I tried heavy weight, low reps, and Creatin for a while and got the serious arm pump. I started that program on the advice of a body builder sales clerk at the pharmacy in Safeway. Seemed like a good idea at the time. But, frankly, it just didn't seem right for my objective. Plus I thought about RC and Ferry and Preston and Pastrana and LaRocco and all the top guys. No massive chests/arms on any of them. I really doubt Fonseca can bench press a YZ80, much less a 450. But he goes pretty fast!
I really think the cardio work and light weight/high reps is more appropriate for my goal. So I'm running 1/2 hour every morning with my new, patent-applied-for Arm Pump Buster devices. I sawed off a section of an old handle bar and wrapped it in bubble wrap. Then I wrapped the handle of the dog leash (the 10' retractable kind) with bubble wrap. I squeeze the handles as I run - pulsating squeezes without ever totally letting up, trying to simulate mx racing. I don't have proof that it is helping, but it certainly gives me arm pump while on my run!
I did a mountain bike ride yesterday and did WAY better on the steep climbs than I have in the past (measured by a HRM), so the cardio work is effective. I have actually gotten very minor arm pump on the mtb in the past. Not yesterday. That's not conclusive, but a good sign.
Next race is April 27 in Pueblo; that will be the acid test. Until them, I'm off Creatin and not doing heavy weights. I am doing upper body work, trying to do it slowly and proper form, but the dead lift/squat/max weight/huge muscle thing isn't for me. The top local guys and the top national guys aren't Hulks, so that gives me confidence that I don't need to be either.
We'll see!
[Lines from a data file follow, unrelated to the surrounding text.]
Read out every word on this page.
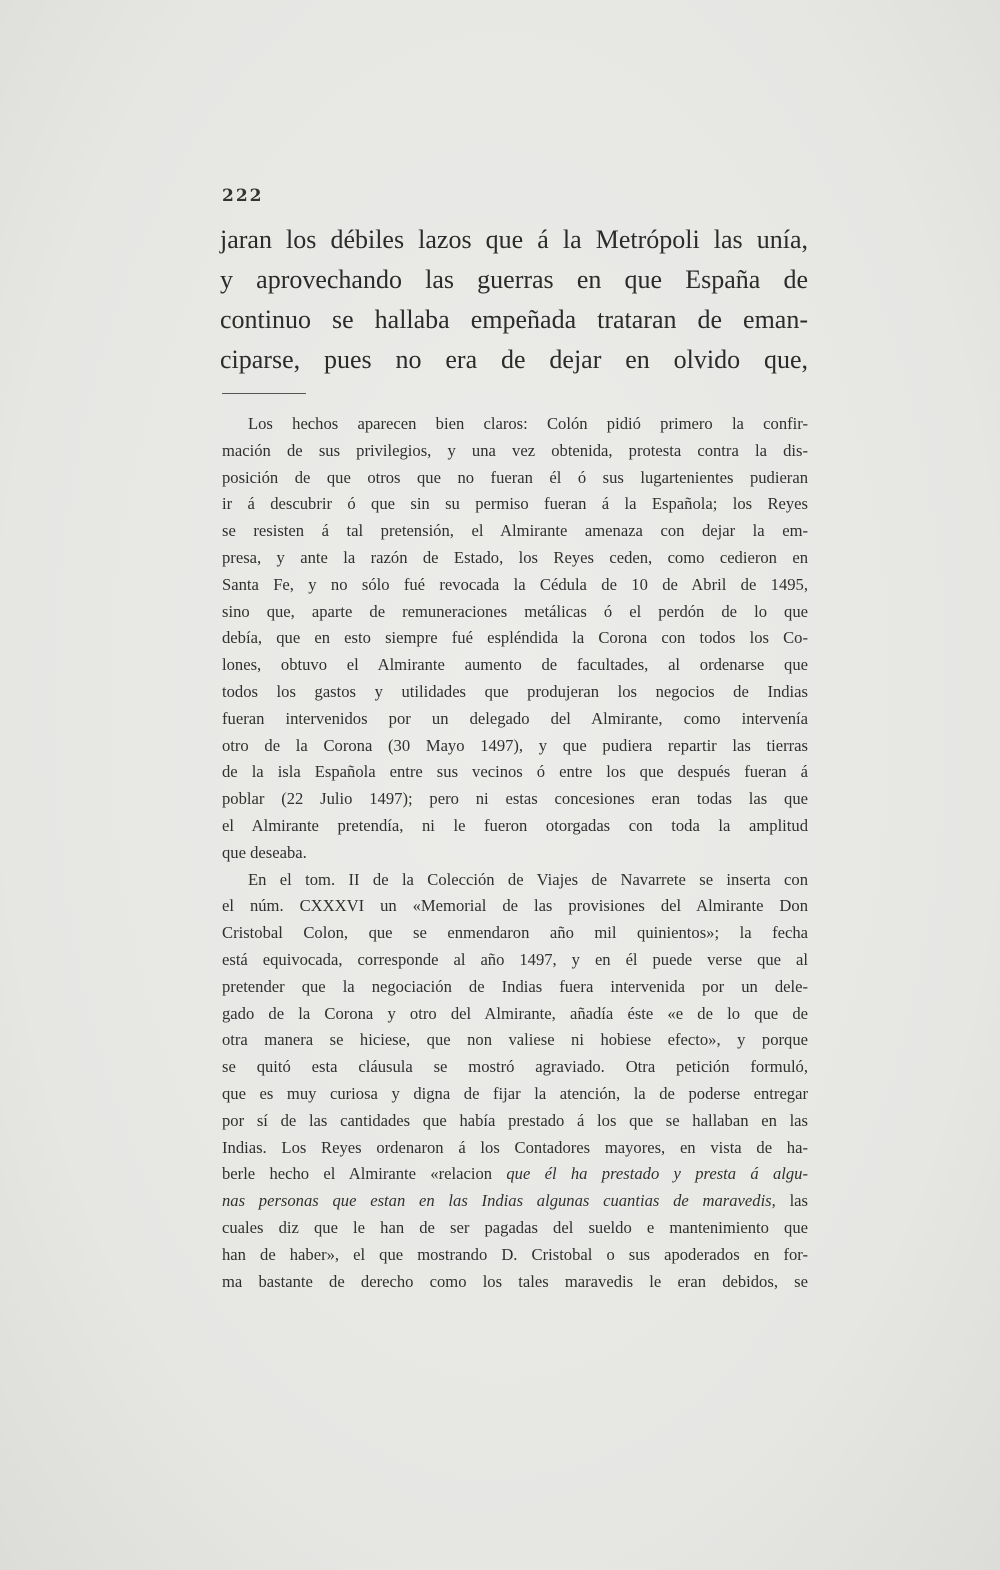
222
jaran los débiles lazos que á la Metrópoli las unía,
y aprovechando las guerras en que España de
continuo se hallaba empeñada trataran de eman-
ciparse, pues no era de dejar en olvido que,
Los hechos aparecen bien claros: Colón pidió primero la confir-
mación de sus privilegios, y una vez obtenida, protesta contra la dis-
posición de que otros que no fueran él ó sus lugartenientes pudieran
ir á descubrir ó que sin su permiso fueran á la Española; los Reyes
se resisten á tal pretensión, el Almirante amenaza con dejar la em-
presa, y ante la razón de Estado, los Reyes ceden, como cedieron en
Santa Fe, y no sólo fué revocada la Cédula de 10 de Abril de 1495,
sino que, aparte de remuneraciones metálicas ó el perdón de lo que
debía, que en esto siempre fué espléndida la Corona con todos los Co-
lones, obtuvo el Almirante aumento de facultades, al ordenarse que
todos los gastos y utilidades que produjeran los negocios de Indias
fueran intervenidos por un delegado del Almirante, como intervenía
otro de la Corona (30 Mayo 1497), y que pudiera repartir las tierras
de la isla Española entre sus vecinos ó entre los que después fueran á
poblar (22 Julio 1497); pero ni estas concesiones eran todas las que
el Almirante pretendía, ni le fueron otorgadas con toda la amplitud
que deseaba.
En el tom. II de la Colección de Viajes de Navarrete se inserta con
el núm. CXXXVI un «Memorial de las provisiones del Almirante Don
Cristobal Colon, que se enmendaron año mil quinientos»; la fecha
está equivocada, corresponde al año 1497, y en él puede verse que al
pretender que la negociación de Indias fuera intervenida por un dele-
gado de la Corona y otro del Almirante, añadía éste «e de lo que de
otra manera se hiciese, que non valiese ni hobiese efecto», y porque
se quitó esta cláusula se mostró agraviado. Otra petición formuló,
que es muy curiosa y digna de fijar la atención, la de poderse entregar
por sí de las cantidades que había prestado á los que se hallaban en las
Indias. Los Reyes ordenaron á los Contadores mayores, en vista de ha-
berle hecho el Almirante «relacion que él ha prestado y presta á algu-
nas personas que estan en las Indias algunas cuantias de maravedis, las
cuales diz que le han de ser pagadas del sueldo e mantenimiento que
han de haber», el que mostrando D. Cristobal o sus apoderados en for-
ma bastante de derecho como los tales maravedis le eran debidos, se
Thanks for the advice and encouragement. Ping me again if I forget to report back!
Posted 11 April 2003 - 02:20 AM
You cracked me up saying you were confused so you just ate junk food last night but you forgot the beer. What is wrong with you? If you are going to do it, do it right. A twelve pack of Rolling Rock a day is what I say. The curls you do moving the bottle to your mouth is great exercise to reduce arm pump. A twelve pack a night means six per arm. Do this for a few days them move up to 14 a night and so on. You'll be arm pump free in no time.